Compressed files can’t be used “as-is;” they need to be decompressed by an appropriate application. The key word here is “appropriate”—there are different kinds of decompression, and each kind may require a different application. Each kind of decompression can be thought of as a different file format, the way Microsoft Word files are either .doc or .docx files, or how images can be in .jpg, .gif, .png, or other formats.

The Week 4 starter files have been uploaded in the .zip compression format. As supplementary information, this wiki page discusses this format as well as another common format, .tar.gz (called a “tarball” in techie circles), that you might also encounter in the future. The two formats serve the same purpose; the only difference is how the two choices are compressed—a detail that most of us don’t need to know about.

.zip

The ZIP format is typically more familiar to Windows users, but is widely supported on other operating systems as well.

Typically, you can double-click on the file’s icon to unzip. On Windows, the ability to unzip depends on the version of Windows that you’re using. Some versions of Windows have the capability built-in; other versions require third-party applications such as 7-Zip and WinRAR, as well as WinZip.
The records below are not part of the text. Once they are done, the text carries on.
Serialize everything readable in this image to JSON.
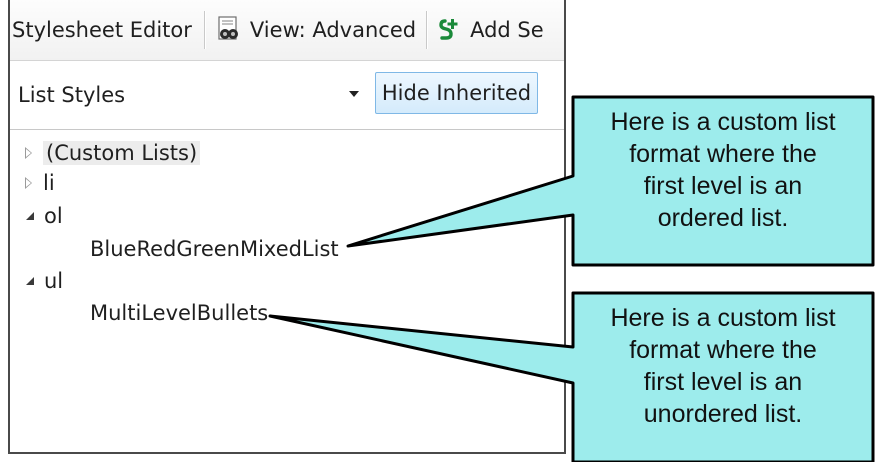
{
  "toolbar": {
    "title": "Stylesheet Editor",
    "view_label": "View: Advanced",
    "add_label": "Add Se"
  },
  "filter": {
    "dropdown_value": "List Styles",
    "hide_button": "Hide Inherited"
  },
  "tree": {
    "items": [
      {
        "label": "(Custom Lists)",
        "state": "collapsed"
      },
      {
        "label": "li",
        "state": "collapsed"
      },
      {
        "label": "ol",
        "state": "expanded"
      },
      {
        "label": "BlueRedGreenMixedList",
        "state": "leaf"
      },
      {
        "label": "ul",
        "state": "expanded"
      },
      {
        "label": "MultiLevelBullets",
        "state": "leaf"
      }
    ]
  },
  "callouts": [
    {
      "lines": [
        "Here is a custom list",
        "format where the",
        "first level is an",
        "ordered list."
      ]
    },
    {
      "lines": [
        "Here is a custom list",
        "format where the",
        "first level is an",
        "unordered list."
      ]
    }
  ],
  "colors": {
    "callout_fill": "#9DECEC",
    "callout_border": "#000000",
    "button_border": "#7FB8E6"
  },
  "icons": {
    "view": "view-advanced-icon",
    "add": "add-selector-icon",
    "dropdown": "chevron-down-icon"
  }
}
The Seaver 120 lab computers have 7-Zip.

There is a gotcha that you should be aware of when using the built-in Windows unzip functionality, if it is available to you: Windows defaults to doing “live” decompression; that is, as you double-click a .zip file and navigate through its contents, the .zip file may act like a folder, but in reality it’s still a single .zip file, which Windows opens as-you-go. This works fine when you’re just looking at files, but may cause confusion when you actually want to edit or run them. To be completely sure, right-click on the .zip and make sure to Extract the files so that they become actual files on the disk.
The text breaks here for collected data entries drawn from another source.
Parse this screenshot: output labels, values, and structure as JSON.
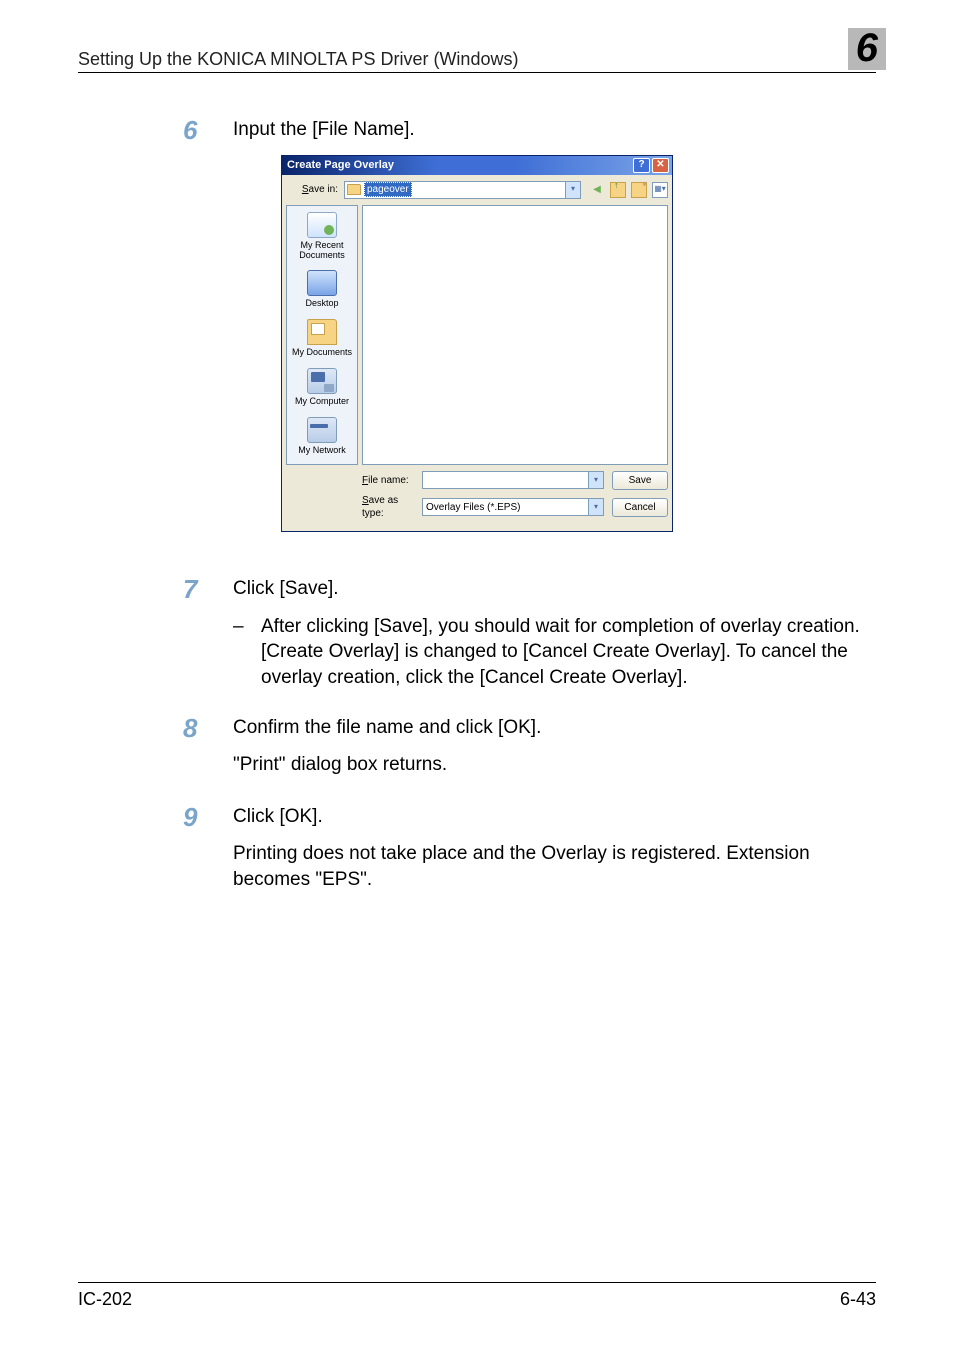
{
  "header": {
    "title": "Setting Up the KONICA MINOLTA PS Driver (Windows)",
    "chapter": "6"
  },
  "steps": {
    "s6": {
      "num": "6",
      "text": "Input the [File Name]."
    },
    "s7": {
      "num": "7",
      "text": "Click [Save].",
      "bullet": "After clicking [Save], you should wait for completion of overlay creation. [Create Overlay] is changed to [Cancel Create Overlay]. To cancel the overlay creation, click the [Cancel Create Overlay]."
    },
    "s8": {
      "num": "8",
      "text": "Confirm the file name and click [OK].",
      "para2": "\"Print\" dialog box returns."
    },
    "s9": {
      "num": "9",
      "text": "Click [OK].",
      "para2": "Printing does not take place and the Overlay is registered. Extension becomes \"EPS\"."
    }
  },
  "dialog": {
    "title": "Create Page Overlay",
    "savein_label": "Save in:",
    "savein_value": "pageover",
    "places": {
      "recent": "My Recent\nDocuments",
      "desktop": "Desktop",
      "mydocs": "My Documents",
      "mycomp": "My Computer",
      "mynet": "My Network"
    },
    "filename_label": "File name:",
    "filename_value": "",
    "savetype_label": "Save as type:",
    "savetype_value": "Overlay Files (*.EPS)",
    "save_btn": "Save",
    "cancel_btn": "Cancel"
  },
  "footer": {
    "left": "IC-202",
    "right": "6-43"
  }
}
Command line tip: in the bash command line environment, there is a command for unzipping a .zip file:

unzip filename.zip

Substitute filename.zip with the actual name of the .zip file that you would like to decompress.

.tar.gz

The .tar.gz format is actually two formats: the first one, .tar, is responsible for grouping multiple files and folders into a single file. That single file is then compressed, producing the .gz. This format is generally most readily available on Unix-flavored operating systems like Linux or macOS. In the bash command line environment, you would “extract” the files in a tarball using this command:

tar xzf filename.tar.gz

The same operation can also be done from the graphical user interface by double-clicking on the file’s icon. On Windows, the open-source 7-Zip and shareware WinRAR applications can handle .tar.gz and other formats.

If you happen a file that ends in just .gz and not .tar.gz, then it is compressed only. Command-line decompression then requires a different command:

gunzip filename.gz

Graphical user interface approaches can figure this out on their own and don’t require that you do anything different.

Other Formats

Other compression formats abound, including bunzip2, compress (.Z files), .rar, and .7z, to name a few. It’s generally useful to understand how to deal with files such as these, since downloads are frequently compressed in some way.

Compression

Of course, if it is possible to decompress these files, then someone must have compressed them first. Many of the utilities listed above go both ways: they can create and extract compressed files. In most operating systems, right-clicking a folder reveals a menu that includes a Compress command, which uses the .zip format most of the time. On the command line, there are “mirror” commands for compressing files: zip instead of unzip for .zip files, tar czf instead of tar xzf for .tar.gz files, and gzip instead of gunzip for plain .gz files.